Dellacqua — who has a young son and daughter with her partner, Amanda Judd — said she drew comfort from speaking to Sarah Borwell, another tennis player who had sustained a concussion. A British doubles player, Borwell was struck in the back of the neck by a ball hit from about six feet away during a match in July 2010.

“I felt like I could connect with her and she could understand,” Dellacqua said. “It was good because she made me feel like it was going to be O.K., it was just going to take time. She kept telling me, ‘It’s O.K., your brain will eventually reboot and you’ll eventually get there.’

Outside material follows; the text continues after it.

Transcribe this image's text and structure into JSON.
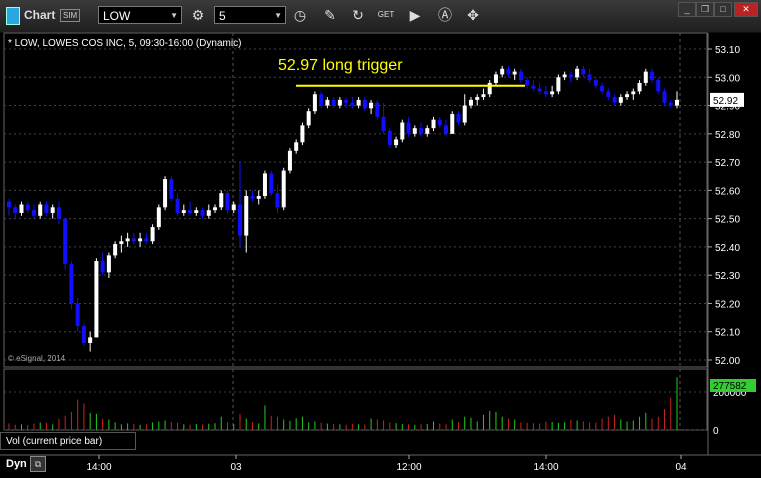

“It was difficult, but she was right, the doctors were right, and you do feel fine, eventually. But it was a horrible experience, concussion, and I’m glad I play a sport where you don’t get multiple ones, because I don’t know how those footballers go back on the field.”

Borwell suffered serious bruising to her brain, and though she returned to the tour in 2011, she retired in early 2013.

“I couldn’t speak very well,” said Borwell, who now runs Tennis Smart, a program that helps promising junior players choose the right college in the United States. “If I was walking in a straight line and tried to talk to someone, I would veer off — if someone was on my left and I talked to them, I would veer off to the right. It took me about a year to feel normal again.”

Both the WTA and the ATP have protocols in place when a concussion is suspected, including a gradual return to play and consistent monitoring and testing. Elaine Brady, the director of the WTA’s sports science and medicine department, said the tour averaged one concussion per year between 2006 and 2010, but that the count had risen to two a year since then.

“We have annual physicals which the athletes go through, across the domains of sports medicine, and we do the SCAT 3 — the sports concussion assessment tool — so every athlete on the WTA has a baseline SCAT test,” Brady said. “So should they have any concussion issues in the future, they’ve had a baseline SCAT, and they’re educated on the purpose of it and the symptoms to look for.”

Dellacqua, a former top-30 player in singles, considered quitting tennis on several occasions while she was struggling to recover, but a feeling of unfinished business kept her going. She is undecided about playing singles in the future, but plans a full schedule in doubles. She will partner with Ashleigh Barty, who is amid a comeback of her own after taking more than a year off to play professional cricket.

“There were plenty of times I’d thrown away my tennis bag, my sweatbands, my rehab stuff because I knew it was a long way back,” Dellacqua said. “I feel very unique to a lot of other players. I know that my life at home is great, and 110 percent when I finish, I’ll be so happy. But you’re a long time retired. I have had a great career, things I can be proud of, but from now on in, it’s not about how many Grand Slam finals I make or my ranking. I’m out here to make my family proud and set a good example, and enjoy my tennis and go from there.”